Сквозь сомкнутые шторы в комнату заглядывало серенькое новогоднее утро. Анка эту ночь провела у Элеоноры — тихая учительница музыки души не чаяла в племяннице. Можно было хоть целый день отсыпаться после бурной ночи. Но что-то не спалось Акулиничам.
— Как хочется, чтобы год был спокойный, — сказала Лариса.
— Да. Сварить кофе?
— Нет, не уходи. Мне так уютно. Если б можно было вот так всегда — обнявшись.
— Мои студенты не поняли бы меня, если б я вошел в аудиторию в обнимку с тобой.
— Прекрасно бы поняли. Как и меня в отделе писем.
Лариса уже две недели работала в этом отделе «Вечернего Ленинграда». С торфяной многотиражкой было покончено, и это событие было, конечно, увековечено двустишием: «Человеку нужно очень мало. Я наелась торфу до отвала».

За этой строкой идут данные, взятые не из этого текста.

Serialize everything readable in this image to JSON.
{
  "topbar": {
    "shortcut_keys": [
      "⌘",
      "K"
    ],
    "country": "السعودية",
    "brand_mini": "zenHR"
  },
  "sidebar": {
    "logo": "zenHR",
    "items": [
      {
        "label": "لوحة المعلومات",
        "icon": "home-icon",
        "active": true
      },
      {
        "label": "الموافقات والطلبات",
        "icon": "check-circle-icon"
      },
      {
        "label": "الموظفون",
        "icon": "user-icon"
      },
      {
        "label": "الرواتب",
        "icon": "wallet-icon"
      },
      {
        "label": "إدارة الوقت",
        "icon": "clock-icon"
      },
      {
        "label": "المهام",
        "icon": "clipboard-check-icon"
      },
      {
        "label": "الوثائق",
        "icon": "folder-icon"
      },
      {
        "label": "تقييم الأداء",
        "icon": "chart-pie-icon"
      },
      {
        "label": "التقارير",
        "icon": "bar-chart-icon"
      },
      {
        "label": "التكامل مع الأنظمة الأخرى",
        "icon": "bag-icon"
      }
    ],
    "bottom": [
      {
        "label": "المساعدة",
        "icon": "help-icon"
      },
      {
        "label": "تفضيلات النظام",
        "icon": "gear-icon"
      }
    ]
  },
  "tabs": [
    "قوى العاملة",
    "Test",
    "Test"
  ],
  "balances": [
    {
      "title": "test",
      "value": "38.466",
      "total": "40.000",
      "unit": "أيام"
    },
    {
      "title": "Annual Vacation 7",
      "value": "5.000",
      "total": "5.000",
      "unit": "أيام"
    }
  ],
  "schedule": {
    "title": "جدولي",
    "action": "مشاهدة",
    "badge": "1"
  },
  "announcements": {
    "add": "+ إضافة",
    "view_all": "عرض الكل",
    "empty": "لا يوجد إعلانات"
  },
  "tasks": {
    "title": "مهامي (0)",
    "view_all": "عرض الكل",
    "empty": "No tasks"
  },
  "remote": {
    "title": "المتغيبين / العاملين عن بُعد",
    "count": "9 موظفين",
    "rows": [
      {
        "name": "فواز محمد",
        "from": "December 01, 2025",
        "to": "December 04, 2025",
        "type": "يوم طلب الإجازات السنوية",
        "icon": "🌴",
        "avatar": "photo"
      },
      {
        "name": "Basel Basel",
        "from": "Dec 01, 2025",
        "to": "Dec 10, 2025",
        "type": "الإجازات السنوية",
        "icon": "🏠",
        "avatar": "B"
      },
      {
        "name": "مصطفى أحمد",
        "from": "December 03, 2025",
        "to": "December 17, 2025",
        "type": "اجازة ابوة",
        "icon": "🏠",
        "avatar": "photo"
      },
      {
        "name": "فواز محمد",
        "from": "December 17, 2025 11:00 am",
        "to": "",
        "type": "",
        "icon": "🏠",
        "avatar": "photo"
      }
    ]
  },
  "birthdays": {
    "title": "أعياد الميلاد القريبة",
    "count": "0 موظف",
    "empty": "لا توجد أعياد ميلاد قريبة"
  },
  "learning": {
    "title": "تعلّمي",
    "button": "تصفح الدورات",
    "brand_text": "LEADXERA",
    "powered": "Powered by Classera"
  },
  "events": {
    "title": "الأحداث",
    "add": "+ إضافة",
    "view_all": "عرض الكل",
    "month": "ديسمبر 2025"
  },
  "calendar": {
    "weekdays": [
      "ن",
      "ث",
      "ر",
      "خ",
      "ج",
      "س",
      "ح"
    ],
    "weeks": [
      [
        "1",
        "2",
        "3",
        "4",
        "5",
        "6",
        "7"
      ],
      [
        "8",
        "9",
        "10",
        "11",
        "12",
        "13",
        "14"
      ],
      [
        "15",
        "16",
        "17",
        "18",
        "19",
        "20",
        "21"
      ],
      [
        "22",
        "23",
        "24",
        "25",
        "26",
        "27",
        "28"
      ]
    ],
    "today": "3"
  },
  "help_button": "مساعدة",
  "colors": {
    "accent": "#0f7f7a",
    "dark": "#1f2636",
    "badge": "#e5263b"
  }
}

Тихо, в радости и любви, пролетела первая новогодняя неделя. Но вот пошла вторая — завьюжило, замело, и вместе с метелью ворвалась неприятная весть: в Москве начался новый политический процесс. Судили Гинзбурга, Галанскова, Добровольского и Дашкову. Нарушение правил валютных операций и что-то там еще обвинители грубо клепали к людям, протестовавшим против всевластия лжи и беспардонности цензуры.
А в конце января позвонила из Кирова Тамара Иосифовна: пятого февраля приезжайте в Москву прощаться. Дело, конечно, заварила Тата. Оборвав затяжной мучительный роман с дирижером Полубояровым, она примчалась к матери в Киров и закатила истерику. Невозможно, невозможно… всем бы только переспать, жениться никто не хочет… на хорошую работу устроиться невозможно, ничего нет, кроме музшколы… Надоело, надоело числиться вторым сортом… надо уезжать в Израиль.
Тамара Иосифовна уезжать не хотела. Родной город, привычная работа, на которой ее ценили… Квартира… Правда, после смерти мужа квартира сделалась неуютной, она вдруг стала слышать эхо своих одиноких шагов… Кроме того, отчетливо представляла себе, что там, в Израиле, ей, в ее-то годы, работа не светит. Да и Тате — тоже. Врачей и музыкантов в Израиле, известно, в избытке. Да еще и без языка… Но отчаяние дочери такой болью отозвалось в сердце, что она решилась. Вызов пришел довольно быстро, в ОВИРе тоже не очень тянули, и вот кировская квартира на улице Дрелевского опустела.